LOS ANGELES (CNS) – A state appellate court panel Thursday rejected the latest appeal filed on behalf of one of three former Marines convicted in the slaying of a man in Long Beach during an apparent dispute over a drug deal nearly 15 years ago.
The three-justice panel from California’s 2nd District Court of Appeal found that the record supports the trial court’s implicit factual finding that Trevor Glenn Landers “manipulated a brain-damaged veteran into burglarizing and shooting defendant’s cocaine dealer by suggesting a motive to shoot the dealer, lamenting about not having a gun, and repeatedly telling the veteran that the goal was to kill the dealer rather than scare or maim him.”
Landers and his cousin, Anthony Vigeant — who were stationed at Camp Pendleton at the time — were convicted of first-degree murder for the Sept. 9, 2007, shooting death of David Pettigrew.
Co-defendant Ramon Hernandez, also a fellow Marine at the time, pleaded guilty to murder, admitted that he personally used a firearm during the crime and testified against Vigeant and Landers.
Pettigrew was killed as a result of an apparent drug deal in which Vigeant’s laptop computer had been put up as collateral or payment for cocaine that was not delivered, according to investigators.
All three men were sentenced in 2009 to life in prison without the possibility of parole.
Landers had unsuccessfully asked to be re-sentenced under a recent change in state law that affects defendants in some murder cases, then appealed Superior Court Judge Judith L. Meyer’s denial of his petition.

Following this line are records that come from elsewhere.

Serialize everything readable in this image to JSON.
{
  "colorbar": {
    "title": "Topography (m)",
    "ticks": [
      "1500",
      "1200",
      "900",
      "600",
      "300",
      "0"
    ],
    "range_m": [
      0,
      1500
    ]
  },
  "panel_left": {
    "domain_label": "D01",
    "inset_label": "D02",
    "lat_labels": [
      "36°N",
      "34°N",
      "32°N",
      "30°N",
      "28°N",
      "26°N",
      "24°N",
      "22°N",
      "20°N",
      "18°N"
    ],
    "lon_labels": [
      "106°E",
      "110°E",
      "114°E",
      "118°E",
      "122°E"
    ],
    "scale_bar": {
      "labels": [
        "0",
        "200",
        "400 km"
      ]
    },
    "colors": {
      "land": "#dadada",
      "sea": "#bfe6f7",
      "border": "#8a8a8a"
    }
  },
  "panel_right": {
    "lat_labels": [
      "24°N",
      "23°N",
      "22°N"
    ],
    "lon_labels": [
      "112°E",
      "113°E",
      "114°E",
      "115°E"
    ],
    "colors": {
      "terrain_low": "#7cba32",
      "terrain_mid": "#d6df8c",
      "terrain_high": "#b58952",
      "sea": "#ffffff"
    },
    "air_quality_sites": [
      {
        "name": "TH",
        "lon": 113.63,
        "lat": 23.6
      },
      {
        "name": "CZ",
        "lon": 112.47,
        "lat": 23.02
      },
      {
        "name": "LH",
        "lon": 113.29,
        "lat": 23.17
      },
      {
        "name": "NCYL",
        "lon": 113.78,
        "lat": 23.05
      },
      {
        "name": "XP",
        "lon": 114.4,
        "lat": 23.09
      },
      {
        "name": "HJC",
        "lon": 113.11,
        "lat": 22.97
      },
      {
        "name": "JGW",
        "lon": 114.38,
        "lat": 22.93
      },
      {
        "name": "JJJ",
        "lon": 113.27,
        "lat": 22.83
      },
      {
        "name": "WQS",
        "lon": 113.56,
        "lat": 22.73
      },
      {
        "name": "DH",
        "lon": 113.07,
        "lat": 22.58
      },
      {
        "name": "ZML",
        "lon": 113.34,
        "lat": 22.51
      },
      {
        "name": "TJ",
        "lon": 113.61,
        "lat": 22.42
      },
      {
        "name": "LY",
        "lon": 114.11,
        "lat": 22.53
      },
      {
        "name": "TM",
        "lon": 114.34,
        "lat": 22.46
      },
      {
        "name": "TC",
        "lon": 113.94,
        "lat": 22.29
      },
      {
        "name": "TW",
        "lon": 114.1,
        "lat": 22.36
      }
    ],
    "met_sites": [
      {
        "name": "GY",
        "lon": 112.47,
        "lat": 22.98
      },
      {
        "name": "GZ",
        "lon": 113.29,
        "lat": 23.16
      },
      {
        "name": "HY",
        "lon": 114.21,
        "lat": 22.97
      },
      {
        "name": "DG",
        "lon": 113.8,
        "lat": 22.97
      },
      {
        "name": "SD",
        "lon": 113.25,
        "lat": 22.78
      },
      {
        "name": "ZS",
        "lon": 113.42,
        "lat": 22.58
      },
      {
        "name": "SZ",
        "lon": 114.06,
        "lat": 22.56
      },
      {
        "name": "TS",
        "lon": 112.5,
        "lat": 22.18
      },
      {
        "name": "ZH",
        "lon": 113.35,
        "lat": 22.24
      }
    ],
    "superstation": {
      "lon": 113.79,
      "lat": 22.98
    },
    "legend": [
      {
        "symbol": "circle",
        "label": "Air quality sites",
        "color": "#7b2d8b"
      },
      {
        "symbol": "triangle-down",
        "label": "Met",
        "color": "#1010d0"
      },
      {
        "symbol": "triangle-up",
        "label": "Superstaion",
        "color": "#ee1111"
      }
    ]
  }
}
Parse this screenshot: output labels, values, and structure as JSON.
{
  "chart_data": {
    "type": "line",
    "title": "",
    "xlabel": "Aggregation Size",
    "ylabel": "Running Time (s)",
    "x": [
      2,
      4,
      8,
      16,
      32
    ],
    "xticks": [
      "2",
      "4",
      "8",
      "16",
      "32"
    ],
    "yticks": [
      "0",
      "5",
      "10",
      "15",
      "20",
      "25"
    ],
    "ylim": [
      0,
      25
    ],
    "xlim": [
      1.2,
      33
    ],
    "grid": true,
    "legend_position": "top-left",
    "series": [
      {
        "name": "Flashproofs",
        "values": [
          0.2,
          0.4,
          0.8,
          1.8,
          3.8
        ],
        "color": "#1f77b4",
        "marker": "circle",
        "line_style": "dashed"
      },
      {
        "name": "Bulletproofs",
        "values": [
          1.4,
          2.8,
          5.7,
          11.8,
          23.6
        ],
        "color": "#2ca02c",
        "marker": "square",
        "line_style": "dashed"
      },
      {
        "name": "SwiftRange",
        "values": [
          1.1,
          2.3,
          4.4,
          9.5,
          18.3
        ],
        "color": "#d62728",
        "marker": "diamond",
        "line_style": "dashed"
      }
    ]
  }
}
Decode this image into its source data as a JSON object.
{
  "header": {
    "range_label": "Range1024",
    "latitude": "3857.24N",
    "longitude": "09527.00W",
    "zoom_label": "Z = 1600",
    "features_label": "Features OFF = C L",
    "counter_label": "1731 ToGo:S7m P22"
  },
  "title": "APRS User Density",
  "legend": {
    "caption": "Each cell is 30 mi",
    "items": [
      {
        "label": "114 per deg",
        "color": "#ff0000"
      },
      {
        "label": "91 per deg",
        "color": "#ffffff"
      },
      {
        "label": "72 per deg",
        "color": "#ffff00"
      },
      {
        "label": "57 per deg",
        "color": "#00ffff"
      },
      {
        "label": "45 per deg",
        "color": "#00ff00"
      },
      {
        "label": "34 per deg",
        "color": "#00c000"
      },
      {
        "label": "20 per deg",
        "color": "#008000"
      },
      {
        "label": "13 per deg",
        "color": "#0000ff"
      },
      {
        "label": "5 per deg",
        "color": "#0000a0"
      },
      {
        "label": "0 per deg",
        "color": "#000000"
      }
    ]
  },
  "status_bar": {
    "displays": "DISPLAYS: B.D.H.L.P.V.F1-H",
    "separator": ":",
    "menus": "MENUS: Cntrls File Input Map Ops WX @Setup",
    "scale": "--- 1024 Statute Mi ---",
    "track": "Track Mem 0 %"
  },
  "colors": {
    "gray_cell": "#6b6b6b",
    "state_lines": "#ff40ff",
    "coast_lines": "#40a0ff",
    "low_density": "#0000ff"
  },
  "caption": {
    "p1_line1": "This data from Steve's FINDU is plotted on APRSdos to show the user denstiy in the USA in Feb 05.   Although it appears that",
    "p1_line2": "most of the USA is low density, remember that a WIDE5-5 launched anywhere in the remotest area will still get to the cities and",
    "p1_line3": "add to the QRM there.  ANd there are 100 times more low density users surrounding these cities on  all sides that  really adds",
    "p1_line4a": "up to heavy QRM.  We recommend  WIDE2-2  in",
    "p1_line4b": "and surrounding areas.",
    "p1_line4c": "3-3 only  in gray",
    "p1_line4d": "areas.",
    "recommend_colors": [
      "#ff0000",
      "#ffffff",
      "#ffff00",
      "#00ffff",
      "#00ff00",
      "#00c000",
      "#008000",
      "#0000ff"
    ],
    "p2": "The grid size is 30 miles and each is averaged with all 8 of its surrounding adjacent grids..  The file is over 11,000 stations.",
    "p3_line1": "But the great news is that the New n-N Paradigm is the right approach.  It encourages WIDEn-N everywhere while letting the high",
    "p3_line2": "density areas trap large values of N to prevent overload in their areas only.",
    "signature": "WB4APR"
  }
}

In its 15-page ruling, the appellate court panel noted that Landers and his cousin befriended Hernandez, a fellow Marine who told them about the injuries he sustained during his second tour of duty in Iraq and told him soon afterward that they had a problem with Pettigrew.
The justices found that Landers confirmed multiple times during the night that he wanted Pettigrew to be killed, was present at the scene of the murder and knew Hernandez was armed with a gun.
The appellate court panel concluded that “defendant was a major participant in the underlying crimes and acted with reckless indifference to human life.”
In 2011, a state appeals court panel rejected the defense’s contention that there was insufficient evidence to support the convictions of Landers and Vigeant. The California Supreme Court subsequently refused to hear the case against the two.